Babası, İmam Zeynel Abidin soyundan ve büyük şeyhlerden Seyyid Nizamüddin hazretleridir ki İstanbul'da Silivrikapısı dışında bulunan ve kendi adıyla anılan camiin içinde gömülüdür. Şiirlerinde Seyyid Seyfullah, Seyyid Seyfi, Seyyid Nizamoğlu, Seyfi adlarını tapşırmıştır.
Seyyid Seyfullah, Osmanlı hükümdarlarından III. Murad Han devrinde (1574-1595) ününü duyurmaya başladı. Bu dönem içinde Osmanlı Devleti'nin her yönden düzeni bozulmaya başlar.

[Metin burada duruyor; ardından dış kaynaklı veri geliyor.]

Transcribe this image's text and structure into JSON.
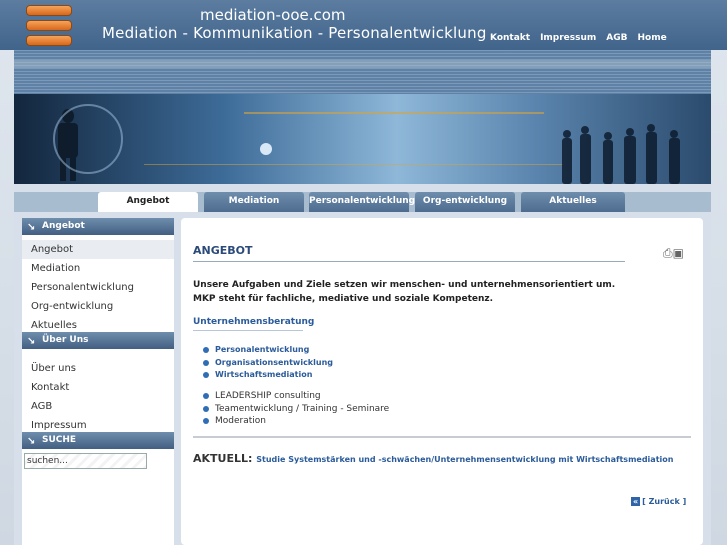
{
  "header": {
    "site": "mediation-ooe.com",
    "slogan": "Mediation - Kommunikation - Personalentwicklung",
    "nav": [
      "Kontakt",
      "Impressum",
      "AGB",
      "Home"
    ]
  },
  "tabs": [
    "Angebot",
    "Mediation",
    "Personalentwicklung",
    "Org-entwicklung",
    "Aktuelles"
  ],
  "sidebar": {
    "sections": [
      {
        "title": "Angebot",
        "items": [
          "Angebot",
          "Mediation",
          "Personalentwicklung",
          "Org-entwicklung",
          "Aktuelles"
        ]
      },
      {
        "title": "Über Uns",
        "items": [
          "Über uns",
          "Kontakt",
          "AGB",
          "Impressum"
        ]
      }
    ],
    "search_title": "SUCHE",
    "search_value": "suchen..."
  },
  "content": {
    "title": "ANGEBOT",
    "intro": [
      "Unsere Aufgaben und Ziele setzen wir menschen- und unternehmensorientiert um.",
      "MKP steht für fachliche, mediative und soziale Kompetenz."
    ],
    "subheading": "Unternehmensberatung",
    "list1": [
      "Personalentwicklung",
      "Organisationsentwicklung",
      "Wirtschaftsmediation"
    ],
    "list2": [
      "LEADERSHIP consulting",
      "Teamentwicklung / Training  - Seminare",
      "Moderation"
    ],
    "aktuell_label": "AKTUELL:",
    "aktuell_link": "Studie Systemstärken und -schwächen/Unternehmensentwicklung mit Wirtschaftsmediation",
    "back": "[ Zurück ]"
  }
}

Devamlı savaşlar yüzünden ekonomik durumun bozulduğu, rüşvet karşılığı memuriyetlerin satılmaya başlandığı, reaya'nın fazla vergiler yüzünden köylerini bıraktığı, bunun kötü sonuçlar doğurduğu, bilgisizlik ve taassub'un arttığı, Nizam Oğlu'nun şu beyitlerinden de anlaşılmaktadır:
Zulm ile doldu dünya yokdur huzura imkan
Ma'mur olan yerleri zalimler etti viran
Alem harab'a vardı yıkıldı Mülk-i Osman
Kan ağlasun reaya çak edüben giriban
Nizam Oğlu iyi bir eğitim ve öğrenim görmüş, çağının gereği olan şeriat ve tarikat ilimlerini öğrenmiş, aydın bir zümre içinde yaşamış ve yazdığı didaktik şiirlerinde bütün mutasavvıflar gibi o da; nefsini bilmeyenlere, dünya malına tapanlara, riyakarlara, sofulara çatan ifadeleriyle, bir çok tekke şairlerini geçmiştir. İlahi'leri bestelenerek tekkelerde, ayin-i cem'lerde sonraki yüzyıllarda okunmuştur.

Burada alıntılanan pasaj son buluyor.